Scientists from Russia enjoy UNMC experience

by John Keenan, UNMC public relations | April 02, 2014

Image with caption: From left, scientists Dmitriy Neshumayev, Yuliya Molozinova, Olga Trofimova, Ilya Lapovok, Marina Goliusova, Ulyana Kuimova, UNMC's Renaisa Anthony and trip facilitator Alexander Khilkov.

From left, scientists Dmitriy Neshumayev, Yuliya Molozinova, Olga Trofimova, Ilya Lapovok, Marina Goliusova, Ulyana Kuimova, UNMC's Renaisa Anthony and trip facilitator Alexander Khilkov.

For the past week, UNMC has played host to a group of scientists and researchers from Russia.

The visit was sponsored by the Open World Leadership Center, a federal program that strives to stimulate goodwill and collaboration between the people of Russia and the United States.

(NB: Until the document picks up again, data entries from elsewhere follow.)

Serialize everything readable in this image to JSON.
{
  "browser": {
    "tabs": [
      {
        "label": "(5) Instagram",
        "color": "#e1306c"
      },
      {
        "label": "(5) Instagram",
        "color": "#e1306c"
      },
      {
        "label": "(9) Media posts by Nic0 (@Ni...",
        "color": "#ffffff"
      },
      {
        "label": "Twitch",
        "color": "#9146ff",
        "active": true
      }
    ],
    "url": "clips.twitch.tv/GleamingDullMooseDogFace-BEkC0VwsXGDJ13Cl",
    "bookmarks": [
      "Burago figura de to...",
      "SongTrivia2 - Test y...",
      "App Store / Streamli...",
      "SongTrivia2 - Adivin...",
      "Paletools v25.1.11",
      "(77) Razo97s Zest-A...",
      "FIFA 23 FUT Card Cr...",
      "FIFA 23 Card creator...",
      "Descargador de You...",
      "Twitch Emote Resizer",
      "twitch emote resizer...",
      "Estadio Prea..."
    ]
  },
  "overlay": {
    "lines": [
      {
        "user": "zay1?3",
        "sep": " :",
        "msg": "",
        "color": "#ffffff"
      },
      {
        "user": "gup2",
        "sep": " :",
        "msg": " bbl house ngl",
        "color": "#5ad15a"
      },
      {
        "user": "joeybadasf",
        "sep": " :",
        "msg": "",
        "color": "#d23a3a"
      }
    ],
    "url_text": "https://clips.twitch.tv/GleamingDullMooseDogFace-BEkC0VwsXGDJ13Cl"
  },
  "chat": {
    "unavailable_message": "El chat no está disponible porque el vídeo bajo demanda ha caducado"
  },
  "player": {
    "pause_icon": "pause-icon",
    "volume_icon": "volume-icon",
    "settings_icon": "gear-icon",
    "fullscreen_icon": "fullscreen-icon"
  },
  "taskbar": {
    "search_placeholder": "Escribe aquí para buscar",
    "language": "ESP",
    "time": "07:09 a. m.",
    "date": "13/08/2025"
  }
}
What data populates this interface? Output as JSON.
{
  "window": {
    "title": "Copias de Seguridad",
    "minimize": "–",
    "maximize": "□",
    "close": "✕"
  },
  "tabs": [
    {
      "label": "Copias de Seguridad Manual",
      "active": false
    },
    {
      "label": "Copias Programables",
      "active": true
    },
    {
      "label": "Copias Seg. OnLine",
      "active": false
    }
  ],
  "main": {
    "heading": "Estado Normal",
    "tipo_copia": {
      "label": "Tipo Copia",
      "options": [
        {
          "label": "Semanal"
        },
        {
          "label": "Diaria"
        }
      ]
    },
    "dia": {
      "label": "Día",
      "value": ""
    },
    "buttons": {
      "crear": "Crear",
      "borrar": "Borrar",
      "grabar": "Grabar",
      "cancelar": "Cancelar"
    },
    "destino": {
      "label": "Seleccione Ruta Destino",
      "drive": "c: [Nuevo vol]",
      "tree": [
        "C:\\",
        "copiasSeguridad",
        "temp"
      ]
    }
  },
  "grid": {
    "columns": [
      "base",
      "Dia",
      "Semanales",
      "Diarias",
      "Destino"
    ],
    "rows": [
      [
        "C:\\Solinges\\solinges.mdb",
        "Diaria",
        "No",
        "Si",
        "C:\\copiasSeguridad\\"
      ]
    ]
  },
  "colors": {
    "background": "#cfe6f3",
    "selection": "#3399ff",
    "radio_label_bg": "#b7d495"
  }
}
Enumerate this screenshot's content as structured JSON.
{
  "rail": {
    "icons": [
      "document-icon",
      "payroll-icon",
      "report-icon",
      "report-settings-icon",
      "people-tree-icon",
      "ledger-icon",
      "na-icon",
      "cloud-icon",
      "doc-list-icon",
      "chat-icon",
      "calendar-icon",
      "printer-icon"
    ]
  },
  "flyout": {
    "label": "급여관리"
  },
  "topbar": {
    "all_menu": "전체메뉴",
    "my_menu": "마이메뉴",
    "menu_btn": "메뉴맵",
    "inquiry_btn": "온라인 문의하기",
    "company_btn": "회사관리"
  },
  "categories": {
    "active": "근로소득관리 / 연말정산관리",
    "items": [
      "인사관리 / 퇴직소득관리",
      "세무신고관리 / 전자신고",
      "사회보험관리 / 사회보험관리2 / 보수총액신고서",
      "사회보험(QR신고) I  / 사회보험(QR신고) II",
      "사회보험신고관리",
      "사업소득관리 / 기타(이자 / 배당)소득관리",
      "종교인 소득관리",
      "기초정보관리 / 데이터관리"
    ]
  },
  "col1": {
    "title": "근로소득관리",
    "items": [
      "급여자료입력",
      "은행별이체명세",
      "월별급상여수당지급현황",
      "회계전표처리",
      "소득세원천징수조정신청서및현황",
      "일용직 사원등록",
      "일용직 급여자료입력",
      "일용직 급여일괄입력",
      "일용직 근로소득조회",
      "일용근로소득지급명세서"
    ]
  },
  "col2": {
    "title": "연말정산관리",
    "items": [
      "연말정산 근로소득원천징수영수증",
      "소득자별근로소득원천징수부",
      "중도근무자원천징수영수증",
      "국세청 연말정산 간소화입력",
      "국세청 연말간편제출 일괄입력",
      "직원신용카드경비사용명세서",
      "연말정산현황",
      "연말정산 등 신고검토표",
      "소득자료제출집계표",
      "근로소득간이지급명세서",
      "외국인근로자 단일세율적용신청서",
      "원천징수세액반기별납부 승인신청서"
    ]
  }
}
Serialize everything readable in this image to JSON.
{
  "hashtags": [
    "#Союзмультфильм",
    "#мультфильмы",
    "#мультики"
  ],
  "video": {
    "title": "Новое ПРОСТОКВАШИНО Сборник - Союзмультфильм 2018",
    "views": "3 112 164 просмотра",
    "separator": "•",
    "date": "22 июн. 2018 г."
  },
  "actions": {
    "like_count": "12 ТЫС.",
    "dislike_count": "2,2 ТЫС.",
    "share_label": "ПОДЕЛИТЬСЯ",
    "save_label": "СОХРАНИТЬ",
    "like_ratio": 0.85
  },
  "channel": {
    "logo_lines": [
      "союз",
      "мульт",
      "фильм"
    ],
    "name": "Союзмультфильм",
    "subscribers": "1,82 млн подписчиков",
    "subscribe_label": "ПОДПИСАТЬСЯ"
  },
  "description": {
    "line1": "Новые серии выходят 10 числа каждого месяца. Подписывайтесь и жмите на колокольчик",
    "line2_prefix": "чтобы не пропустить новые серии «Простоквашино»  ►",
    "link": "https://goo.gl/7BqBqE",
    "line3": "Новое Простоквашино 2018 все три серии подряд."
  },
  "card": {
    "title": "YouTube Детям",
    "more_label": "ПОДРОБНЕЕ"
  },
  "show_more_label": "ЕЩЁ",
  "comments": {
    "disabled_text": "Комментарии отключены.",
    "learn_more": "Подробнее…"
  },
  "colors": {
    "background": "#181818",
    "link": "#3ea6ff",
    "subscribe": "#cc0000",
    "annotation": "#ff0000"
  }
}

The visiting doctors are all research scientists in molecular diagnostics of HIV/AIDS, human papilloma virus (HPV) and related infectious diseases.

Nelson Fellows

In 2013, the board of trustees of the Open World Leadership Center voted to create a program of Sen. Ben Nelson Fellows to honor Sen. Nelson's contribution to Open World and to improving ties between the U.S. and countries of the former Soviet Union. Open World's board of trustees is chaired by Walter Scott Jr., and includes fellow Nebraskans Rep. Jeff Fortenberry and Mike Yanney.

"We've had wonderful meetings," said David Crouse, Ph.D., a member of Friendship Force of Greater Omaha, which hosts the visiting scientists. UNMC leaders who met with the group included Howard Gendelman, M.D., chair of the department of pharmacology and experimental neuroscience; Howard Fox, M.D., Ph.D., professor of pharmacology and experimental neuroscience and senior associate dean for research in the College of Medicine and others.

The Russian group also had time for other attractions -- a tour of the governor's mansion (where they were named honorary Nebraskans), a trip to the Henry Doorly Zoo and shopping at Village Pointe.

Still, they were here for the research.

picture disc.
Ilya Lapovok, Ph.D.
Ilya Lapovok, Ph.D., of the D.I. Ivanovsky Institute of Virology in Moscow, a specialist in molecular diagnostics and biology of HIV infections, said the group was impressed with the work and operations of the medical center, the medical research enterprise and the university as a whole.

"The scientific groups that work here conduct their research at the highest possible level -- this is what impressed us," Dr. Lapovok said. "We also were very impressed at how efficient and effective fundraising events can be working with financial sponsors and donors."

Cross border outreach efforts are important, he added.

"People from different countries harbor many stereotypes that they associate with people from another country," he said. "In a way, those stereotypes can impede relations and communication between those people.

"Touching upon the American culture, as well as learning the ways of our American colleagues, helps us tremendously to better understand this culture and this country and helps us in our work. And at the same time, it's a two-way street, because it also enables American colleagues to better understand who we are and the way we do things."